Der Anteil berufstätiger Männer mit psychischen Erkrankungen erreicht ein Rekordhoch. Doch es gibt auch positive Entwicklungen: Immer mehr Männer sprechen offen über ihre seelischen Probleme und suchen professionelle Hilfe.
Depressionen, Angst- oder Anpassungsstörungen betreffen nicht nur Frauen: Der Anteil der Männer, die sich wegen psychischer Erkrankungen krankschreiben lassen, hat im ersten Halbjahr 2024 einen Höchststand erreicht. Laut Daten der KKH Kaufmännische Krankenkasse kamen von Januar bis Ende Juni dieses Jahres 388 Fehltage auf 100 Berufstätige. Mehr als ein Drittel davon (35,5 Prozent) entfallen auf Männer. 2023 waren es 34,7 Prozent, im Vor-Corona-Jahr 2019 noch 32,4 Prozent. Besonders stark gestiegen ist der Anteil der Fehlzeiten bei Männern wegen depressiver Episoden im Job, der nun bei 39,2 Prozent liegt (2019: 32,7 Prozent).

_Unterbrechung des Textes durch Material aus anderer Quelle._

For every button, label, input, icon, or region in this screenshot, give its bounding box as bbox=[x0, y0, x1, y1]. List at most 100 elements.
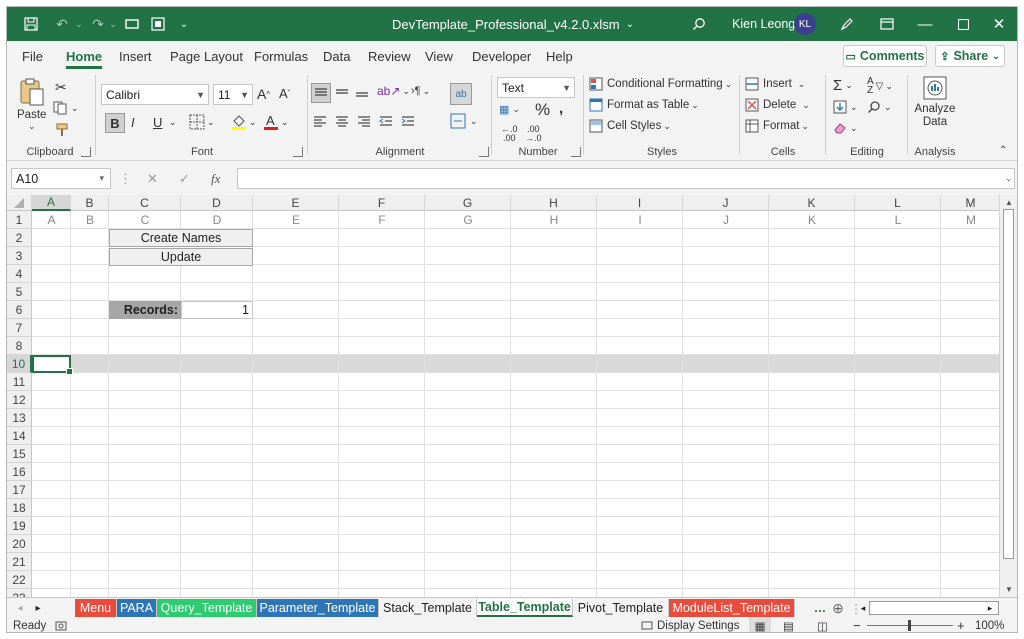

Einer der Gründe für diese Entwicklung ist der Druck der Leistungsgesellschaft. Stress gilt besonders bei Männern als Statussymbol und Zeichen von Leistungsfähigkeit. Die ständige Erreichbarkeit per Smartphone und die verschwimmenden Grenzen zwischen Beruf und Privatleben sind zur Norm geworden. Ständig greifbar zu sein und Perfektes abzuliefern, gilt als Inbegriff von Erfolg. Zwar sind Frauen – vor allem mit Blick auf die Doppelbelastung Familie und Beruf – nach wie vor stärker belastet und leiden häufiger an Depressionen und anderen seelischen Erkrankungen. Doch auch bei Männern ist der Druck längst nicht mehr rein beruflicher Natur. Vor allem bei Familienvätern hat der Stress deutlich zugenommen.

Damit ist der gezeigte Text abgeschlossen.